Was this a big long rant so that I can feel better about using animal products in the medication I take? Probably. But I'd like to think it's more about encouraging ideas than stamping over someone's little indiscretions. I have a friend who is a strict vegetarian except for salmon. She doesn't eat any other fish just salmon. But it doesn't make what she does, excluding the salmon, any less important. I would much rather an entire world that only ate salmon and no other meat than what we have today.

So being vegan (or even vegetarian) is sometimes a little too much effort so let's encourage little changes in everyone instead of picking flaws in an already very small group.


  1. I'm so with you on this post. I get so sick of forums etc. where people spend so much time nit-picking to the nth degree about ingredients instead of enjoying their vegan food and lifestyle.

    Does it really matter if a little butter from a knife, or a drop of honey, gets on your food? So many use the term 'contaminated' as though they're gonna get a dreadful social disease or something worse.

    And we wonder why we're thought of as fanatics.

    On the medical side: I've had radiation treatment for cancer. Yes, when I was getting it I did think of the horrific experiments that were probably done (what medicine hasn't been tested this way?), but I also had to think of my wife and children, and myself of course.

    Can I mention another pet peeve? Veg*n forums which seem to concentrate on posting every animal horror story that can be found on the net. I can understand it if, say, a circus is coming to town and we can send off a letter or sign a petition. But what is the point of linking to single events that are now in the past? Just being vegan (or vegetarian) is already doing so much for the cause of cutting back on animal cruelty.

    Thanks for the chance to vent.

  2. dorks who get a little too excited when Terry Tao is in town
    Too excited?! Many of us only went to one of his two Brisbane talks!!

  3. I would much rather an entire world that only ate salmon and no other meat than what we have today.

    I think salmon wouldn't. It isn't important how many types of meat we have but rather the amounts. This isn't just nitpicking but rather it is an important distinction. Less quantity not less variety should be the goal.

  4. Geoff raises an interesting point, but I would take it further. There are two factors to consider:

    - how much we care about each animal
    - how much meat we can get from each animal

    Perhaps readers here would say that they value all animals equally, but I don't.

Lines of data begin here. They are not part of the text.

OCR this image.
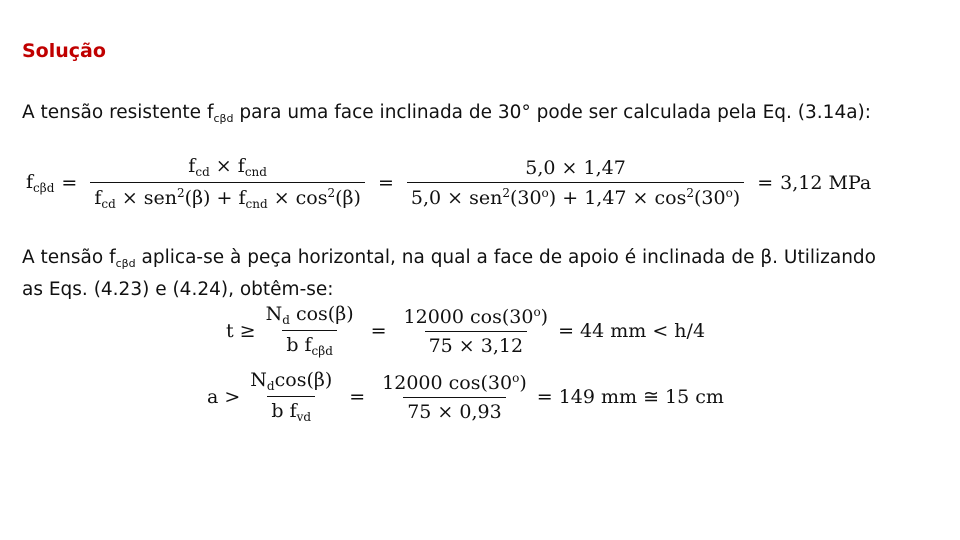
Solução
A tensão resistente $f_{c\beta d}$ para uma face inclinada de 30° pode ser calculada pela Eq. (3.14a):
$f_{c\beta d} = \frac{f_{cd} \times f_{cnd}}{f_{cd} \times sen^2(\beta) + f_{cnd} \times \cos^2(\beta)} = \frac{5,0 \times 1,47}{5,0 \times sen^2(30^o) + 1,47 \times \cos^2(30^o)} = 3,12$ MPa
A tensão $f_{c\beta d}$ aplica-se à peça horizontal, na qual a face de apoio é inclinada de β. Utilizando
as Eqs. (4.23) e (4.24), obtêm-se:
$t \ge \frac{N_d \cos(\beta)}{b f_{c\beta d}} = \frac{12000 \cos(30^o)}{75 \times 3,12} = 44$ mm < h/4
$a > \frac{N_d\cos(\beta)}{b f_{vd}} = \frac{12000 \cos(30^o)}{75 \times 0,93} = 149$ mm ≅ 15 cm
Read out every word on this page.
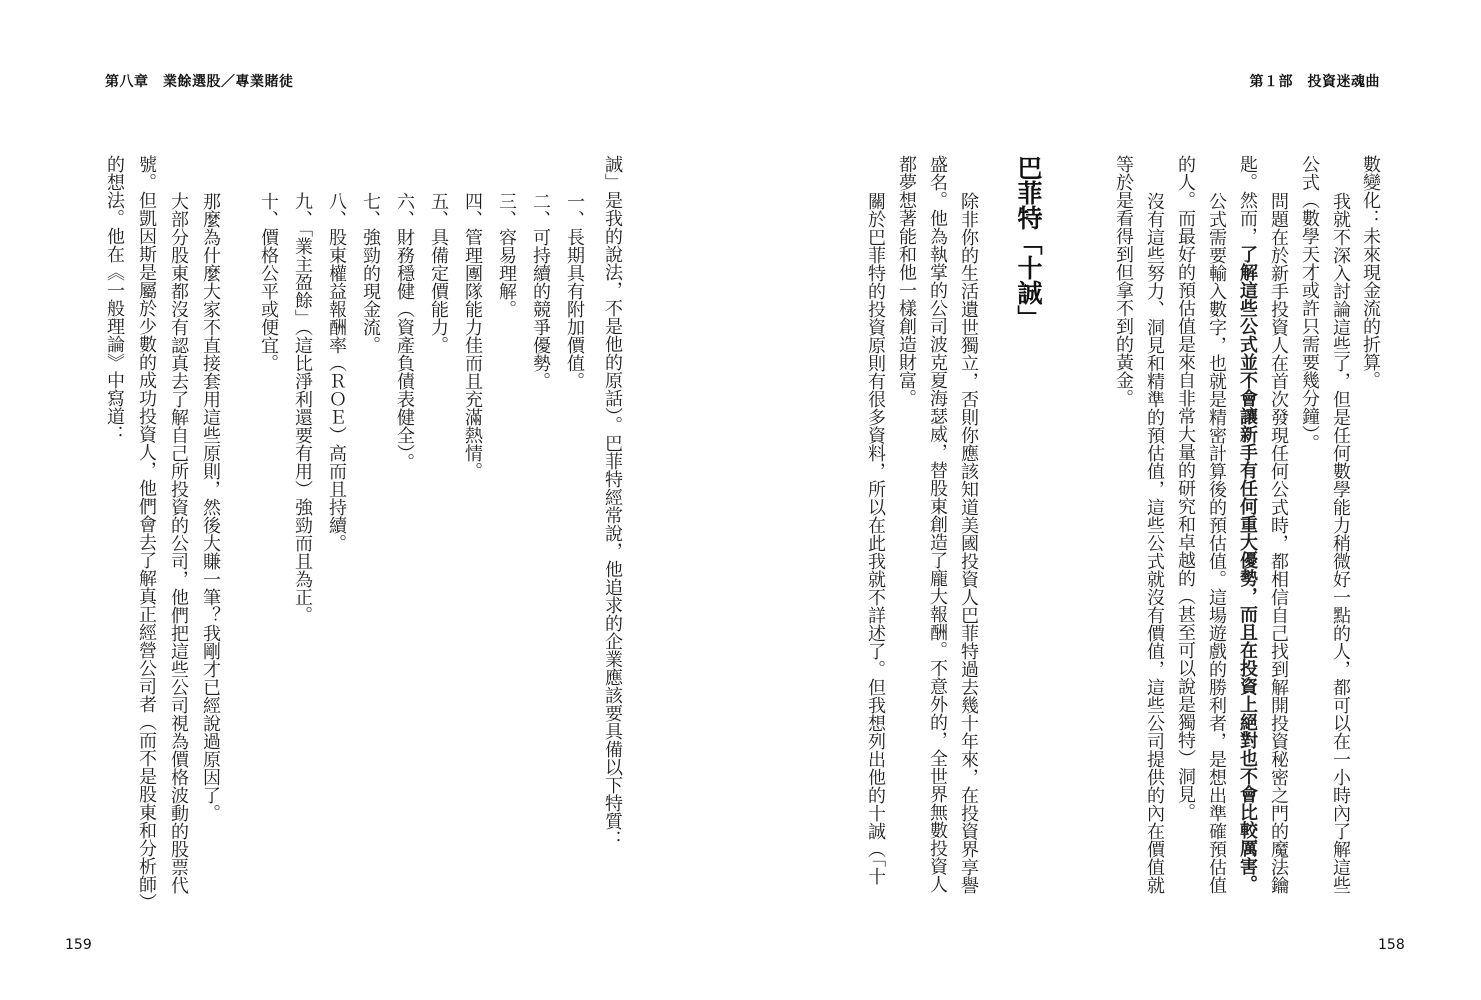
第八章　業餘選股／專業賭徒
誠」是我的說法，不是他的原話）。巴菲特經常說，他追求的企業應該要具備以下特質：
一、長期具有附加價值。
二、可持續的競爭優勢。
三、容易理解。
四、管理團隊能力佳而且充滿熱情。
五、具備定價能力。
六、財務穩健（資產負債表健全）。
七、強勁的現金流。
八、股東權益報酬率（ＲＯＥ）高而且持續。
九、「業主盈餘」（這比淨利還要有用）強勁而且為正。
十、價格公平或便宜。
那麼為什麼大家不直接套用這些原則，然後大賺一筆？我剛才已經說過原因了。
大部分股東都沒有認真去了解自己所投資的公司，他們把這些公司視為價格波動的股票代
號。但凱因斯是屬於少數的成功投資人，他們會去了解真正經營公司者（而不是股東和分析師）
的想法。他在《一般理論》中寫道：
159
第１部　投資迷魂曲
數變化：未來現金流的折算。
我就不深入討論這些了，但是任何數學能力稍微好一點的人，都可以在一小時內了解這些
公式（數學天才或許只需要幾分鐘）。
問題在於新手投資人在首次發現任何公式時，都相信自己找到解開投資秘密之門的魔法鑰
匙。然而，了解這些公式並不會讓新手有任何重大優勢，而且在投資上絕對也不會比較厲害。
公式需要輸入數字，也就是精密計算後的預估值。這場遊戲的勝利者，是想出準確預估值
的人。而最好的預估值是來自非常大量的研究和卓越的（甚至可以說是獨特）洞見。
沒有這些努力、洞見和精準的預估值，這些公式就沒有價值，這些公司提供的內在價值就
等於是看得到但拿不到的黃金。
巴菲特「十誠」
除非你的生活遺世獨立，否則你應該知道美國投資人巴菲特過去幾十年來，在投資界享譽
盛名。他為執掌的公司波克夏海瑟威，替股東創造了龐大報酬。不意外的，全世界無數投資人
都夢想著能和他一樣創造財富。
關於巴菲特的投資原則有很多資料，所以在此我就不詳述了。但我想列出他的十誠（「十
158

    Perhaps we could take a cow as the base unit of how much we care about animals. Killing a cow is as bad as killing (say) 10 salmon, which is as bad as killing 5 chickens, etc. We can all have our own value systems.

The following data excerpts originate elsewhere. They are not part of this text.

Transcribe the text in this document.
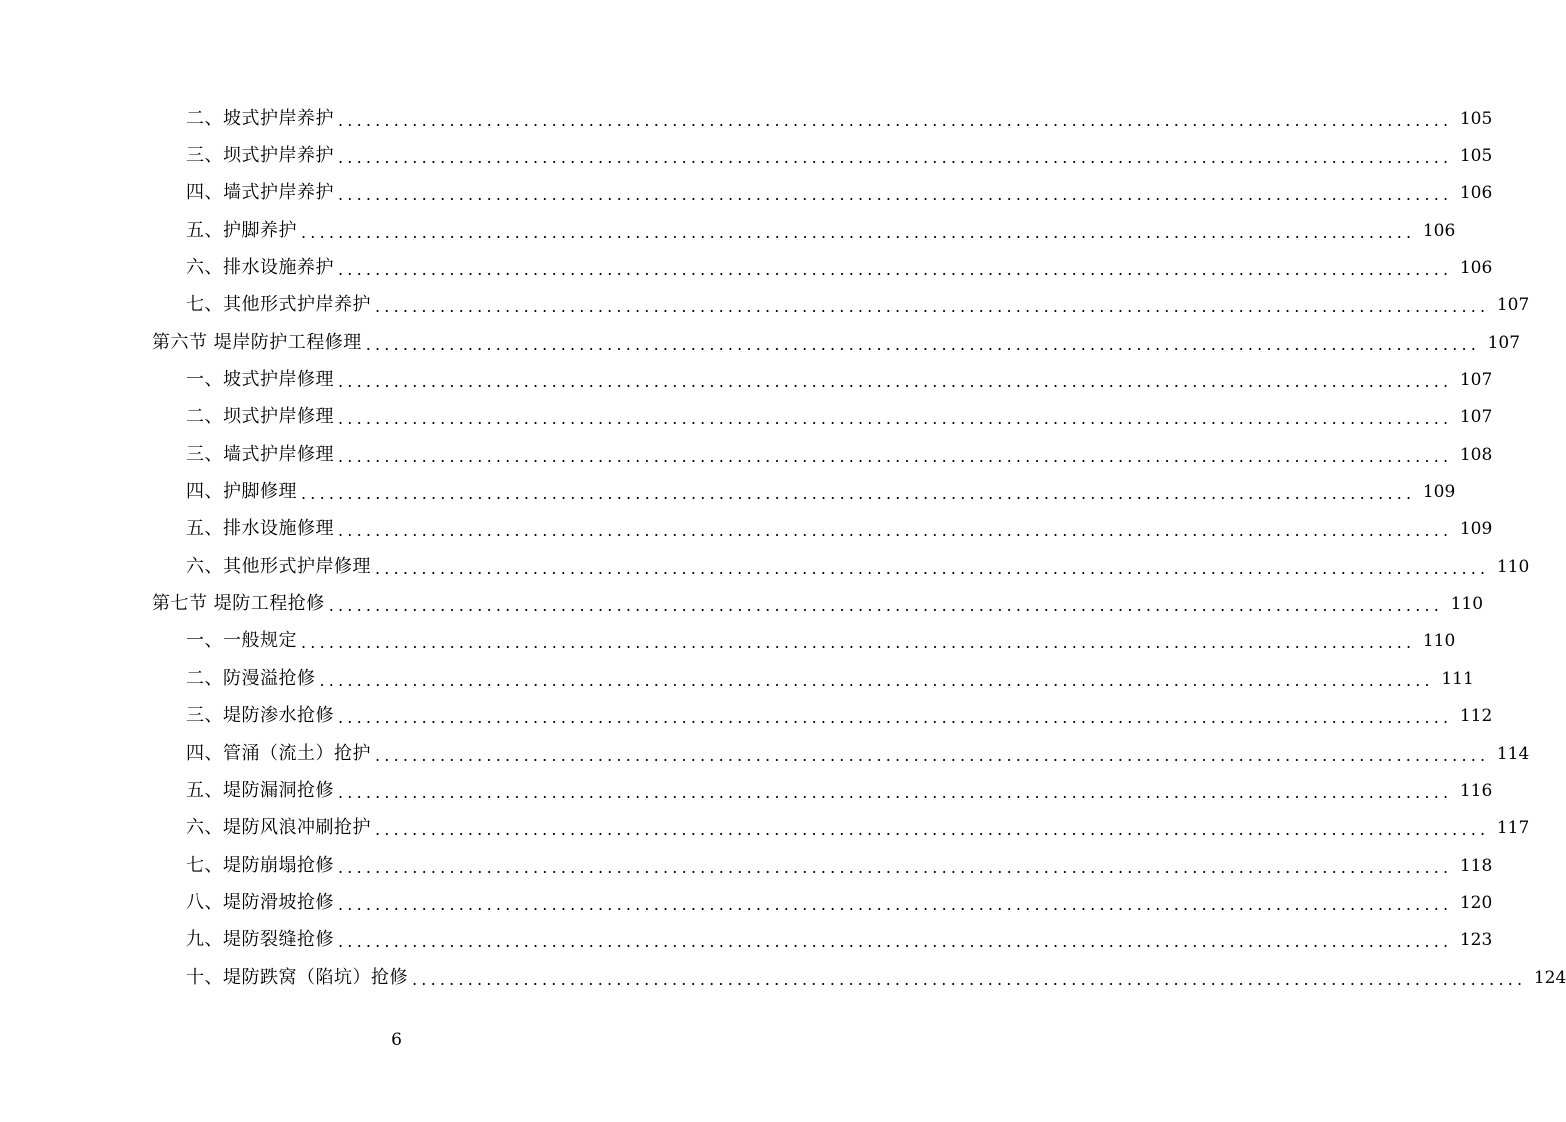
二、坡式护岸养护 ........................................................................................................................ 105
三、坝式护岸养护 ........................................................................................................................ 105
四、墙式护岸养护 ........................................................................................................................ 106
五、护脚养护 ........................................................................................................................ 106
六、排水设施养护 ........................................................................................................................ 106
七、其他形式护岸养护 ........................................................................................................................ 107
第六节 堤岸防护工程修理 ........................................................................................................................ 107
一、坡式护岸修理 ........................................................................................................................ 107
二、坝式护岸修理 ........................................................................................................................ 107
三、墙式护岸修理 ........................................................................................................................ 108
四、护脚修理 ........................................................................................................................ 109
五、排水设施修理 ........................................................................................................................ 109
六、其他形式护岸修理 ........................................................................................................................ 110
第七节 堤防工程抢修 ........................................................................................................................ 110
一、一般规定 ........................................................................................................................ 110
二、防漫溢抢修 ........................................................................................................................ 111
三、堤防渗水抢修 ........................................................................................................................ 112
四、管涌（流土）抢护 ........................................................................................................................ 114
五、堤防漏洞抢修 ........................................................................................................................ 116
六、堤防风浪冲刷抢护 ........................................................................................................................ 117
七、堤防崩塌抢修 ........................................................................................................................ 118
八、堤防滑坡抢修 ........................................................................................................................ 120
九、堤防裂缝抢修 ........................................................................................................................ 123
十、堤防跌窝（陷坑）抢修 ........................................................................................................................ 124
6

    So, you then look at how much meat you get from them. I have no idea what the numbers are, but say you get 20 times more meat from a cow than from a salmon. That would mean that eating cow meat is (with my animal values given above) half as bad as eating salmon.

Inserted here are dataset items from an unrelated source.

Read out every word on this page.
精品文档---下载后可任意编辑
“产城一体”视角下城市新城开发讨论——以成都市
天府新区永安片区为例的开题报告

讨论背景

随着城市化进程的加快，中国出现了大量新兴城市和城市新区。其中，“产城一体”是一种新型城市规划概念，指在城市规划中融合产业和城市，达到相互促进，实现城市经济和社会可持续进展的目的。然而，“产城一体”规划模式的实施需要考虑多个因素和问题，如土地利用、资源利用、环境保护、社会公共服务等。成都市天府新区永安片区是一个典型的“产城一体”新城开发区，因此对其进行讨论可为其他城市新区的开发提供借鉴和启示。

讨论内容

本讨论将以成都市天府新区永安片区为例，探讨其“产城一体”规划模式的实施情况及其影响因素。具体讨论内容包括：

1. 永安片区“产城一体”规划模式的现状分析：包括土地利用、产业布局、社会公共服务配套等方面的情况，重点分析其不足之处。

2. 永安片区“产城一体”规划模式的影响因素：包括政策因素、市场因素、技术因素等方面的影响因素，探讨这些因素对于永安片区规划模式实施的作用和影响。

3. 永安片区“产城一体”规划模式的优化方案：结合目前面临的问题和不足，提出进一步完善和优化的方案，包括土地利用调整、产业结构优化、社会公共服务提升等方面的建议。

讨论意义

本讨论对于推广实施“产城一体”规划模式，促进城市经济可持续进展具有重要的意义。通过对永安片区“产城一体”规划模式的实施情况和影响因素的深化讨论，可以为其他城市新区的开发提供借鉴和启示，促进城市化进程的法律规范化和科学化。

  5. I know you are just trying to annoy me, Dave Barry. While what both of you have said may be 100% correct I do believe you've missed the point.

  6. Dave, your system sounds nice in theory but it reminds me of the concept of utility in economics. How can you say what a cow is worth compared to a chicken? At best it is a simplification because some animals suffer more in our attempts to farm them. For example, a kangaroo could be considered more valuable than a cow but we shoot wild kangaroos for meat and raise many of our cows amongst their own filth in feed lots. I advocate looking at animals on a case by case basis.

  7. but it reminds me of the concept of utility in economics.
    I think you meant to say, and it reminds me of utility. ;)

    How can you say what a cow is worth compared to a chicken?
    We can at least make some sort of guess. Perhaps you could take into account how well developed the brain is, etc.

    You could certainly add other factors such as how the animals are treated into my little model. I only thought of it an hour or two ago - I didn't mean for it to be considered comprehensive.